Narrativas que envolvem um telefone, um cenário único onde grande parte da história se desenvolve e um suspense crescente não são novidade na indústria cinematográfica. Por essa razão, A Voz de Hind Rajab (ou The Voice of Hind Rajab) não se venderia só por sua ideia, e é na tentativa de se diferenciar das demais que a obra se engrandece.
Primeiramente, o contexto é muito importante: o genocídio orquestrado por Israel ao povo palestino pelo ponto de vista de voluntários da Cruz Vermelha distância a obra de mera ficção. Somado a isso, o nome de Kaouther Ben Hania – cineasta tunisiana que emplacou suas duas últimas produções no Oscar – assinando direção e roteiro, assume a seriedade que o tema foi tratado. E por último, o fato de se tratar de um caso real, sem floreios ou filtro das câmeras, faz com que o longa seja uma lente clara para algo que deixamos de enxergar graças a neblina da banalidade.
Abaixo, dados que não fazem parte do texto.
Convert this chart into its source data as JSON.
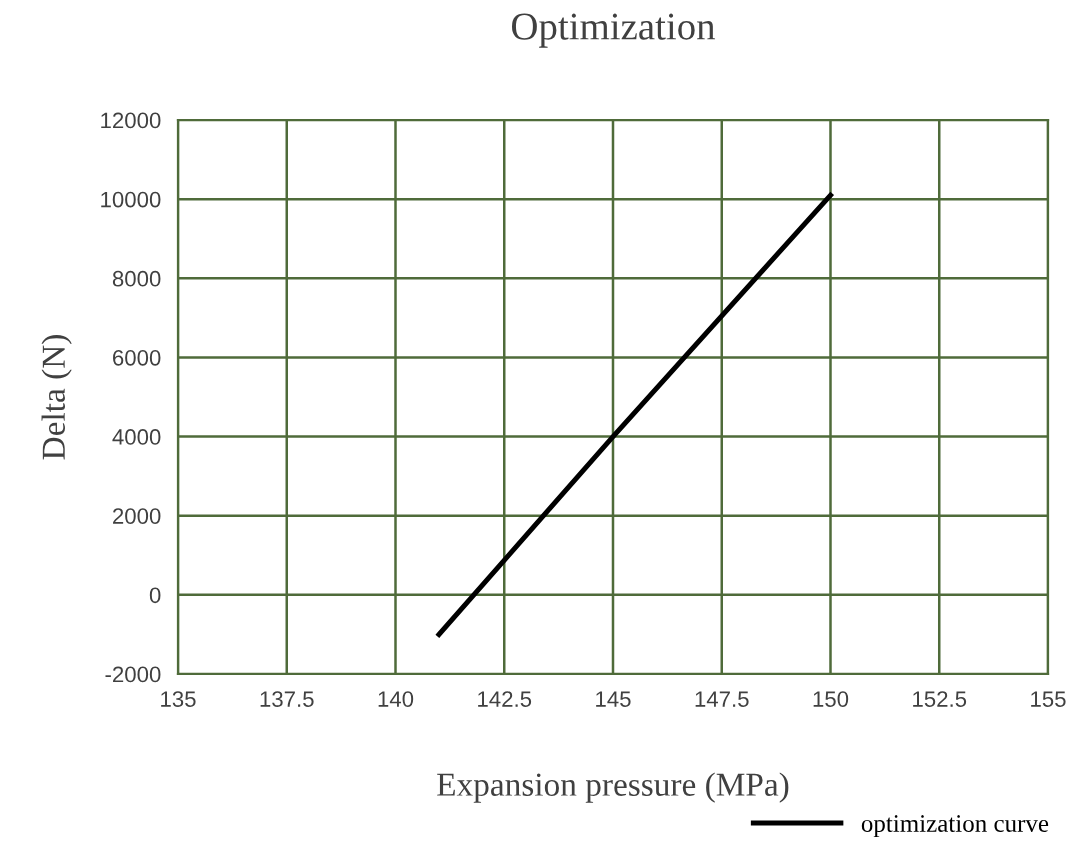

A Voz de Hind Rajab é um híbrido entre documentário e drama, comumente chamado de docudrama. Nele, acompanhamos voluntários da Crescente Vermelha – uma vertente da Cruz Vermelha – em um escritório na Cisjordânia, que, em meio ao seu exaustivo turno de trabalho, recebem a ligação Hind Rajab, uma menina de 6 anos e única sobrevivente de um ataque israelense em Gaza.
Desde seus segundos iniciais, o longa é consciente por não apelar para o choque e muito menos tentar romantizar a situação. E é exatamente isso que torna ele tão aterrorizante. A figura do personagem principal, Omar, resume perfeitamente a sensação do público ao acompanhar: mesmo com certo aparato, a tentativa de Omar em ajudar trava na burocracia, e vê-lo sendo corroído pela angústia faz com que o espectador se culpe a cada segundo, quase se sinta um cúmplice, por ser mero observador.
Hind Rajab, a única personagem real do longa, não aparece. Ela é substituída pela silhueta de uma ligação em um software de áudio, e o mais assustador é que toda voz vem da gravação real da menina. Essa decisão, ao invés de reforçar que a guerra não tem rosto na verdade vai pelo caminho contrário, argumentando que ela, no fim das contas, não tem é escrúpulos, pois as vítimas são alvos que nada tem a ver com a desculpa de legítima defesa que insiste em ser replicada, mortas puramente por ódio etnico.

Os 89 minutos de duração do longa são uma sequência de socos no estômago que aos poucos escancaram uma ferida que, a essa altura, já era pra ser uma fratura exposta na história recente da sociedade. E ele faz isso ao sempre relembrar , através dessa mistura de documentário com ficção, de que essa é uma realidade extremamente próxima, que fazemos questão de nos distanciar.
De fato, quando a produção aponta muito para a dramatização, principalmente entre os voluntários, acaba se perdendo. Mas quando cruza a linha do mundo real, o longa é arrasadoramente certeiro. Sem dúvidas, uma das experiências cinematográficas mais devastadoras da temporada de premiações.
Hind Rajab morreu em 24 de janeiro de 2024 quando a ambulância – enviada pelos voluntários depois de muita discussão ética e moral – foi bombardeada antes de conseguir resgatar a menina, fatos retratados no longa em uma sequência final de dilacerar o coração. Sua voz, assim com as mais de 70 mil pessoas injustamente mortas desde o início de genocídio, deixou de ecoar do rio ao mar. E é justamente no nó da garganta e no silêncio sepulcral auto imposto pelo longa que percebemos que gritar “Palestina Livre” é uma necessidade humanitária.